A Ruby server for amalgamating World of Warcraft guild achievement feeds.
Some notes cribbed from my blog entry:
The trick to scraping the Armoury is pretending to be Firefox. If you visit as a normal web browser, they serve you a traditional HTML page with some Ajax, and it’s all quite normal and boring. If you visit the armoury in Firefox they return an XML document with an XSL stylesheet referenced in the header that transforms the XML into a web page. Why are they doing this? It must be a huge amount of work compared to just serving HTML, I don’t get it. Let’s ignore that. Fake a firefox user agent, and you can fetch lovely XML documents that describe things!
There’s no ‘guild achievement’ page, alas, so we start by fetching the page that lists the people in the guild. The rendered web page has pagination, but the underlying XML seems to have all characters in a single document, so no messing around fetching multiple pages here (I’ve tried this on a guild of 350ish people).
The next thing we have to do is loop over every character and fetch their achievements page. This is extremely unpleasant and slow, so the app does it in a cronjob.
My biggest annoyance here is that there’s no timestamp on these things better than ‘day’, so you don’t get very good ordering when you combine them later.
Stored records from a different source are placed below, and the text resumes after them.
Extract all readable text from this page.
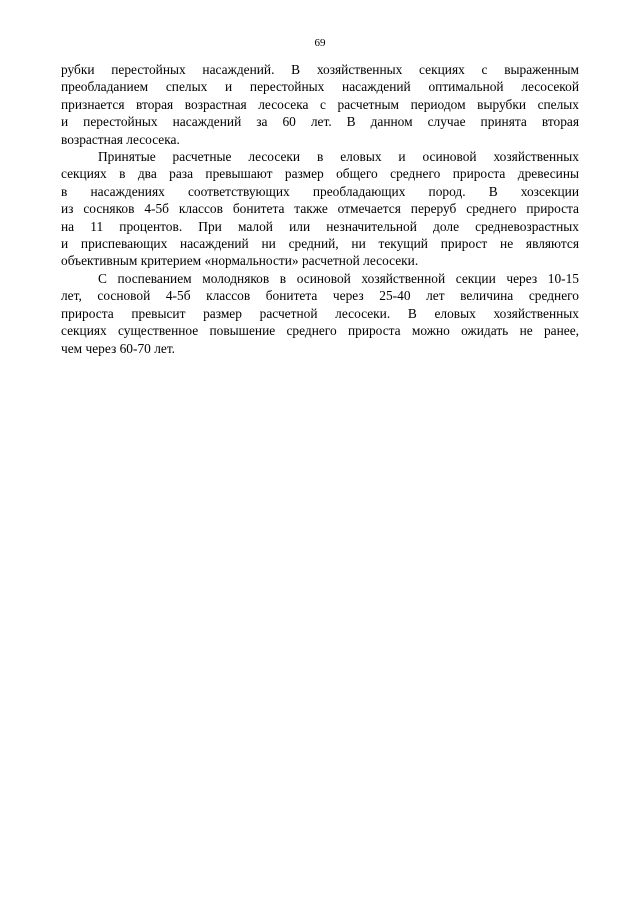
69

рубки перестойных насаждений. В хозяйственных секциях с выраженным
преобладанием спелых и перестойных насаждений оптимальной лесосекой
признается вторая возрастная лесосека с расчетным периодом вырубки спелых
и перестойных насаждений за 60 лет. В данном случае принята вторая
возрастная лесосека.

Принятые расчетные лесосеки в еловых и осиновой хозяйственных
секциях в два раза превышают размер общего среднего прироста древесины
в насаждениях соответствующих преобладающих пород. В хозсекции
из сосняков 4-5б классов бонитета также отмечается переруб среднего прироста
на 11 процентов. При малой или незначительной доле средневозрастных
и приспевающих насаждений ни средний, ни текущий прирост не являются
объективным критерием «нормальности» расчетной лесосеки.

С поспеванием молодняков в осиновой хозяйственной секции через 10-15
лет, сосновой 4-5б классов бонитета через 25-40 лет величина среднего
прироста превысит размер расчетной лесосеки. В еловых хозяйственных
секциях существенное повышение среднего прироста можно ожидать не ранее,
чем через 60-70 лет.
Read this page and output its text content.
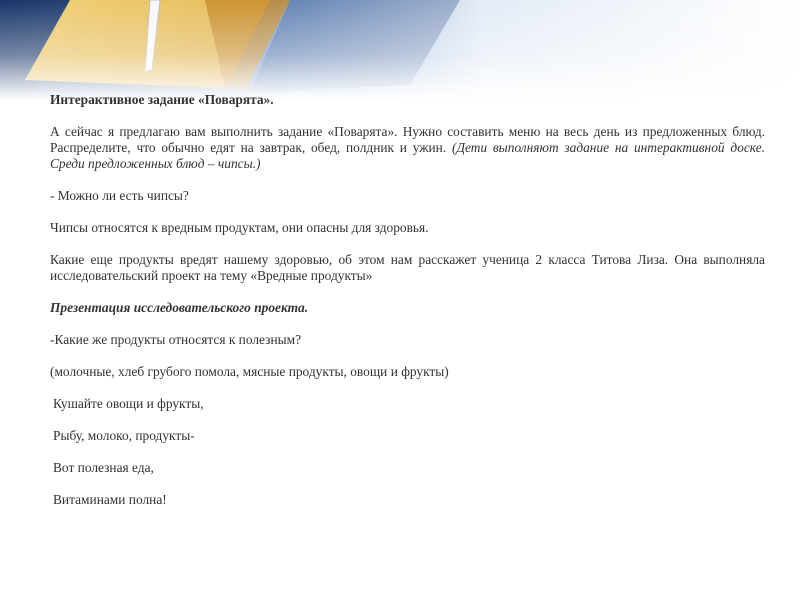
Интерактивное задание «Поварята».
А сейчас я предлагаю вам выполнить задание «Поварята». Нужно составить меню на весь день из предложенных блюд. Распределите, что обычно едят на завтрак, обед, полдник и ужин. (Дети выполняют задание на интерактивной доске. Среди предложенных блюд – чипсы.)
- Можно ли есть чипсы?
Чипсы относятся к вредным продуктам, они опасны для здоровья.
Какие еще продукты вредят нашему здоровью, об этом нам расскажет ученица 2 класса Титова Лиза. Она выполняла исследовательский проект на тему «Вредные продукты»
Презентация исследовательского проекта.
-Какие же продукты относятся к полезным?
(молочные, хлеб грубого помола, мясные продукты, овощи и фрукты)
Кушайте овощи и фрукты,
Рыбу, молоко, продукты-
Вот полезная еда,
Витаминами полна!
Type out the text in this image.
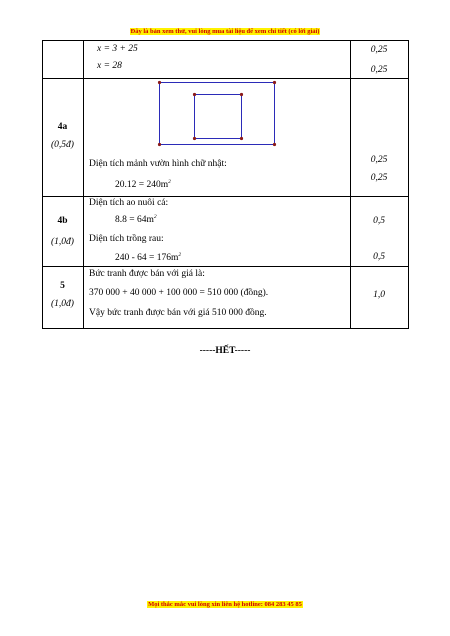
Đây là bản xem thử, vui lòng mua tài liệu để xem chi tiết (có lời giải)
x = 3 + 25
x = 28
0,25
0,25
4a
(0,5đ)
Diện tích mảnh vườn hình chữ nhật:
$20.12 = 240m^2$
0,25
0,25
Diện tích ao nuôi cá:
$8.8 = 64m^2$
Diện tích trồng rau:
$240 - 64 = 176m^2$
4b
(1,0đ)
0,5
0,5
5
(1,0đ)
Bức tranh được bán với giá là:
370 000 + 40 000 + 100 000 = 510 000 (đồng).
Vậy bức tranh được bán với giá 510 000 đồng.
1,0
-----HẾT-----
Mọi thắc mắc vui lòng xin liên hệ hotline: 084 283 45 85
I could solve this by storing some state myself, remembering the first time I see each new entry, etc, etc, but in practice this falls down very badly because the Armoury is a very unreliable resource. Sometimes you just can’t fetch toons. You have to throttle requests. Just accept that the data isn’t there.
Anyway, now I have a list of everyone in the guild, and their last 5 achievements (the code will also backfill for the initial load, so you can get everything). It’s pretty trivial building a list of these and outputting Atom or something. I do it using ‘print’ statements, myself, because I’m inherently evil. You can’t deep-link to the achievement itself on the Armoury, so I link to the wowhead page for individual achievements.
Because the Armoury is unreliable, and my script is slow, I don’t use this thing to generate the data on demand. I have a crontab that fetches toons from the armoury every 3 hours. It’s throttled, doens’t try to hit everyone at once, and prioritises people we haven’t fetched in the longest, so it does a reasonable job of keeping up. If it doesn’t explode, it copies the result into the database, and the front end display it. If it does explode, then meh, I’ll try again in an hour. The feed isn’t exactly timely, but we’re not controlling nuclear power stations here, we’re tracking a computer game. It’ll do.